The cover of Benjamin Dangl’s latest book, A World Where Many Worlds Fit, is both an invitation to and a representation of what is inside. Dangl, who currently teaches journalism at the University of Vermont, is the author of three books on current and historical movements for social justice in Latin America. In addition, he spent many years as a traveling journalist covering social upheavals, protests conflicts and politics around the world.
Thus, it makes perfect sense that his most recent work is inspired by those travels and the experiences they engendered. Composed of a well-balanced composite of poetry and photographs, A World Where Many Worlds Fit is simultaneously a journal of places visited, the journeys taken in between and the perspective of a north American committed to be more than an onlooker but because of circumstances, still not one with the people and places he encounters.
The poems describe a multitude of phenomena. Celebrations of the people, aftermaths of uprisings, precipitous bus rides through mountains and hostile territory. The legacy of dictatorships are discovered in the marks of bullets fired by authoritarian militaries. The raging flood of a river is described in dreamlike phrases of poetry. Another river bears the bodies of the dead on their pyres as they float down the Ganges away from Varanasi, the burning ground. Yet another river catches fire because of the waste produced by the mining company that owns its name.

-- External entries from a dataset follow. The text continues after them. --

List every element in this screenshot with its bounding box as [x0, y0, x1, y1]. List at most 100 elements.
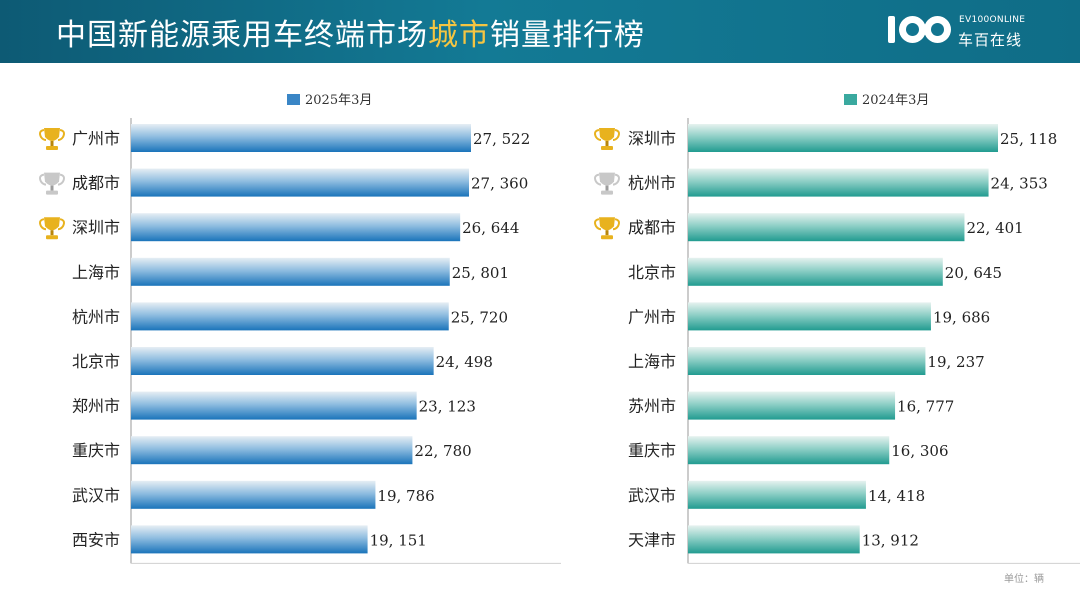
bar	[131, 347, 434, 375]
bar	[688, 168, 989, 197]
category-label: 武汉市	[72, 486, 120, 505]
trophy-handle	[39, 129, 47, 141]
trophy-icon	[39, 172, 65, 195]
category-label: 成都市	[72, 174, 120, 193]
title-part1: 中国新能源乘用车终端市场	[56, 18, 428, 53]
trophy-stem	[605, 230, 609, 236]
value-label: 22, 401	[966, 219, 1023, 237]
logo-text-cn: 车百在线	[958, 31, 1023, 49]
legend-swatch	[844, 94, 857, 105]
category-label: 苏州市	[628, 397, 676, 416]
category-label: 重庆市	[628, 441, 676, 460]
trophy-handle	[594, 173, 602, 186]
trophy-handle	[57, 218, 65, 231]
trophy-base	[46, 146, 58, 150]
value-label: 16, 777	[897, 398, 954, 416]
category-label: 深圳市	[628, 129, 676, 148]
category-label: 北京市	[628, 263, 676, 282]
trophy-icon	[594, 128, 620, 150]
bar	[688, 124, 998, 152]
legend-label: 2025年3月	[305, 93, 372, 108]
value-label: 13, 912	[862, 531, 919, 549]
trophy-cup	[599, 128, 615, 141]
bar	[688, 213, 965, 242]
trophy-base	[46, 235, 58, 240]
trophy-stem	[50, 141, 54, 146]
value-label: 19, 237	[927, 353, 984, 371]
trophy-cup	[44, 172, 60, 186]
trophy-icon	[39, 217, 65, 240]
bar	[131, 480, 376, 509]
value-label: 19, 151	[370, 531, 427, 549]
trophy-cup	[599, 172, 615, 186]
brand-logo: EV100ONLINE 车百在线	[884, 14, 1064, 54]
trophy-handle	[594, 129, 602, 141]
bar	[688, 347, 926, 375]
value-label: 26, 644	[462, 219, 519, 237]
trophy-stem	[50, 185, 54, 191]
trophy-base	[601, 190, 613, 195]
category-label: 广州市	[628, 307, 676, 326]
title-part2: 销量排行榜	[490, 18, 645, 53]
logo-text-en: EV100ONLINE	[959, 15, 1026, 25]
trophy-cup	[44, 217, 60, 231]
category-label: 上海市	[628, 352, 676, 371]
trophy-handle	[39, 173, 47, 186]
value-label: 20, 645	[945, 264, 1002, 282]
value-label: 27, 522	[473, 130, 530, 148]
category-label: 杭州市	[628, 174, 676, 193]
category-label: 广州市	[72, 129, 120, 148]
logo-mark-ring	[899, 16, 926, 43]
bar	[688, 391, 896, 420]
bar	[131, 436, 413, 465]
category-label: 杭州市	[72, 307, 120, 326]
value-label: 22, 780	[414, 442, 471, 460]
header-banner: 中国新能源乘用车终端市场城市销量排行榜 EV100ONLINE 车百在线	[0, 0, 1080, 63]
trophy-handle	[594, 218, 602, 231]
bar	[688, 257, 943, 286]
legend-swatch	[287, 94, 300, 105]
logo-mark-ring	[924, 16, 951, 43]
trophy-handle	[39, 218, 47, 231]
value-label: 14, 418	[868, 487, 925, 505]
trophy-icon	[594, 172, 620, 195]
category-label: 上海市	[72, 263, 120, 282]
bar	[131, 302, 449, 331]
value-label: 27, 360	[471, 175, 528, 193]
category-label: 北京市	[72, 352, 120, 371]
bar	[131, 525, 368, 554]
trophy-stem	[605, 141, 609, 146]
bar	[131, 168, 469, 197]
page-title: 中国新能源乘用车终端市场城市销量排行榜	[56, 10, 645, 54]
value-label: 25, 720	[451, 308, 508, 326]
value-label: 23, 123	[419, 398, 476, 416]
value-label: 19, 786	[377, 487, 434, 505]
value-label: 24, 353	[991, 175, 1048, 193]
bar	[688, 436, 890, 465]
trophy-icon	[594, 217, 620, 240]
trophy-handle	[612, 173, 620, 186]
trophy-handle	[612, 218, 620, 231]
trophy-stem	[50, 230, 54, 236]
bar	[131, 124, 471, 152]
logo-mark-bar	[888, 16, 895, 43]
trophy-cup	[599, 217, 615, 231]
legend-label: 2024年3月	[862, 93, 929, 108]
unit-label: 单位：辆	[1004, 574, 1044, 585]
category-label: 成都市	[628, 218, 676, 237]
category-label: 郑州市	[72, 397, 120, 416]
title-highlight: 城市	[428, 18, 490, 53]
bar	[688, 525, 860, 554]
bar	[131, 257, 450, 286]
value-label: 24, 498	[436, 353, 493, 371]
value-label: 16, 306	[891, 442, 948, 460]
value-label: 25, 801	[452, 264, 509, 282]
bar	[688, 302, 931, 331]
bar	[131, 391, 417, 420]
trophy-icon	[39, 128, 65, 150]
category-label: 深圳市	[72, 218, 120, 237]
category-label: 天津市	[628, 530, 676, 549]
category-label: 西安市	[72, 530, 120, 549]
trophy-base	[601, 235, 613, 240]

Divided into six sections, each section contains a number of poems related to the title of that section. The reader enters the journey with the poet, who describes the departure and the arrivals. From seasickness at the journey’s beginning “across the invisible dark of night” to the road homeward, the trips recounted by Dangl chronicle an odyssey across lands unfamiliar with histories reflecting both the strength of those who lived it and the brutal regimes—local and invader—that influenced it. Each entry unfolds in phrases reflecting Dangl’s political understanding, personal wonder and sense of adventure.
There are poems here that consider the vastness of history; its cruelty and its conflicts with its own past. There are other poems that sweep the reader into the center of a city where a drunken crowd of celebrants weaves and dances, their children swept up in the joy of celebration. Then there descriptions of natural beauty, human attempts to tame that beauty and the occasionally ugly result. There are juxtapositions of that which has been around so long it seems permanent with the newness of highways and the commercial detritus of globalized capital.
I would be remiss if I didn’t mention the photos in the book. Each photo is arranged across from a poem. Some reflect the moment or the scenery portrayed in the poem opposite. Others reflect a deeper sense, something that for the lack of a better term I would call a deeper consciousness, of the verse’s essence. The care that went into the placement of the photos is obvious. One imagines the conversations between poet and editors discussing that placement as they turn the pages.
Poetry is rarely a one time read. Trying to get its meanings almost always takes several passes through the text. This reality is probably one reason most people don’t bother to read poetry today. They don’t think they have the time, when in fact the truth is more likely that they don’t want to take the time. I don’t fault those who skip past poetry or consider it not at all. However, I think the contemplation it so often requires presents an opportunity the modern world rarely affords. One would do well to consider verse if for no other reason than the manner in which it alters the language in ways which can make us reconsider the world in which we live.
Benjamin Dangl’s collection of poems A World Where Many Worlds Fit does exactly that. More than a travelogue of places visited, it is also a journal of one human’s explorations of the human condition.